Berdasarkan hasil monitoring dan evaluasi pada Rabu (5/8/2026), kebutuhan lahan untuk huntap di Aceh Tamiang telah terpenuhi 100 persen. Tersedia 25 lokasi dengan total luas 129,8 hektare yang disiapkan untuk menampung sekitar 4.159 kepala keluarga.
Wakil Kepala Posko Nasional Satgas PRR, Marsma TNI Ridha Hermawan, mengatakan ketersediaan lahan kini bukan lagi hambatan utama pembangunan. Menurut dia, kendala justru masih ada pada pemanfaatan Huntap Buddha Tzu Chi yang belum optimal karena fasilitas umum belum rampung.
“Pemerintah Kabupaten Aceh Tamiang bersama instansi terkait harus mempercepat penyelesaian pembangunan fasilitas umum dan utilitas pendukung agar unit yang telah selesai dibangun dapat segera ditempati,” ujar Ridha.
Saat ini, 108 dari 490 unit di kawasan Huntap Buddha Tzu Chi telah diserahterimakan, namun belum bisa dihuni. Di sisi lain, pembangunan 250 unit huntap oleh Polri telah rampung 100 persen.

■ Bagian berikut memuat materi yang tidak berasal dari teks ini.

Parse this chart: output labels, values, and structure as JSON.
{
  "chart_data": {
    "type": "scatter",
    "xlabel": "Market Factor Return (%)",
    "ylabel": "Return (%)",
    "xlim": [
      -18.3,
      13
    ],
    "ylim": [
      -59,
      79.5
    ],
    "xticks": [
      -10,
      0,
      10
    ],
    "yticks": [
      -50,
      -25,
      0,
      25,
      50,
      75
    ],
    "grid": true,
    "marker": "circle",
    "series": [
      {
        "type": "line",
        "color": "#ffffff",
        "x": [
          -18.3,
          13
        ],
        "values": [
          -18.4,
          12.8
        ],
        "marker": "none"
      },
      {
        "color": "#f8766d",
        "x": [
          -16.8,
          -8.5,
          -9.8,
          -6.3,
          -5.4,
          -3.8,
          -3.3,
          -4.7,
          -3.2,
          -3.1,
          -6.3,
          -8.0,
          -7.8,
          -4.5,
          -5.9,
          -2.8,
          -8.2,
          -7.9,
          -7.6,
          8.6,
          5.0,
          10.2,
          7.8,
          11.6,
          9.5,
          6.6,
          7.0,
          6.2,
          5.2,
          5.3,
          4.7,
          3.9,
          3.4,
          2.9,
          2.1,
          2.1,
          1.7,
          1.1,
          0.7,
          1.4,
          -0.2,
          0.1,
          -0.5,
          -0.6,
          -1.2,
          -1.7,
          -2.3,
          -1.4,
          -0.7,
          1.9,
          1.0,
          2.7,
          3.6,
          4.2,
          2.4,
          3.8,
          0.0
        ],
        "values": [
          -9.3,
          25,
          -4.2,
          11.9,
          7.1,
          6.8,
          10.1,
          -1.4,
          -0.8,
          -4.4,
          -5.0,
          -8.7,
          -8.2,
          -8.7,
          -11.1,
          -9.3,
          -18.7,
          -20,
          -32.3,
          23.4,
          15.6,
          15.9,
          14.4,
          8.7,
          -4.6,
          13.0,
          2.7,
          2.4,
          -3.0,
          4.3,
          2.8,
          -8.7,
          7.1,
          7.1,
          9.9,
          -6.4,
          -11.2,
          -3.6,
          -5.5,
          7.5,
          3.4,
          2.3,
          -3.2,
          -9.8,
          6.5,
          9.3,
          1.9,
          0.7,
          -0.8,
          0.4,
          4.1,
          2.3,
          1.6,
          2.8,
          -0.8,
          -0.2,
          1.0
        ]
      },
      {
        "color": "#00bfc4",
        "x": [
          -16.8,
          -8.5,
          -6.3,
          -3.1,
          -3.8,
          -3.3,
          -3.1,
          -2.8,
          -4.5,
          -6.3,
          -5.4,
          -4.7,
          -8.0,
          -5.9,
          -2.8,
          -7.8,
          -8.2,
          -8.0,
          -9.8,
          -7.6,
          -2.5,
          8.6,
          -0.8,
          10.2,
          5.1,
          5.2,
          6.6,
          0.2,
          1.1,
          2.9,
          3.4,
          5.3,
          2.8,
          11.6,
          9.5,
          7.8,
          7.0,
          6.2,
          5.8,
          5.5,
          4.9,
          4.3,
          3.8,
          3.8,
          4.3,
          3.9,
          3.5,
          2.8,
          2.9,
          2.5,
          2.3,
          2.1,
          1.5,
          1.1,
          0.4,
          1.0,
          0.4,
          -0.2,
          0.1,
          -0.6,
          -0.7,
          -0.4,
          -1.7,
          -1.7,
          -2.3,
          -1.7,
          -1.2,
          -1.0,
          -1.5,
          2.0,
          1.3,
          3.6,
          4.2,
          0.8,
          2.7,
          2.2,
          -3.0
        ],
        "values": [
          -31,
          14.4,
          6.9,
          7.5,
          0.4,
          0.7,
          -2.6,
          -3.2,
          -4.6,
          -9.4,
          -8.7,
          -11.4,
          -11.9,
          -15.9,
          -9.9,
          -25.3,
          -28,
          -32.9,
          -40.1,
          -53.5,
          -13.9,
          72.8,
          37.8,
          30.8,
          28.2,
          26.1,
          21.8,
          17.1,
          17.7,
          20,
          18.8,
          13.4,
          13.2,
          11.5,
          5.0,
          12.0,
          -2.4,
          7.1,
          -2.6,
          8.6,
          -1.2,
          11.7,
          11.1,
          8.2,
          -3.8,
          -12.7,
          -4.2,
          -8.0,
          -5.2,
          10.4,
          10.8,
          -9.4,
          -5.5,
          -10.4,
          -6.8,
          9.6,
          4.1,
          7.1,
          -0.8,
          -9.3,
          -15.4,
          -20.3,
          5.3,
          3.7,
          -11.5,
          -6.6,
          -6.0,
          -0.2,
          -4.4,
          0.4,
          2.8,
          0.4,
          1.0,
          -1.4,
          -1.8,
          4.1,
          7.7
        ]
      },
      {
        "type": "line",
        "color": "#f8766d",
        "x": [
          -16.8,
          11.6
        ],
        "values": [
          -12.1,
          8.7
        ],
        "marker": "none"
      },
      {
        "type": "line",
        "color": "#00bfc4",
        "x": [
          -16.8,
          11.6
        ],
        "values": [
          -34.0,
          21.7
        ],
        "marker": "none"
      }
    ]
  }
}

Satgas PRR juga menyoroti kondisi kantor pemerintahan desa atau Datok Penghulu yang masih rusak berat. Pemerintah daerah diminta mengoptimalkan anggaran Transfer ke Daerah (TKD) untuk mempercepat pemulihan pelayanan publik bagi warga.
Satgas PRR menegaskan akan terus mengawal penyelesaian infrastruktur dasar di wilayah tersebut. Fokus utama diarahkan pada percepatan pemulihan sektor perumahan dan layanan publik agar masyarakat dapat hidup dengan lebih aman dan layak.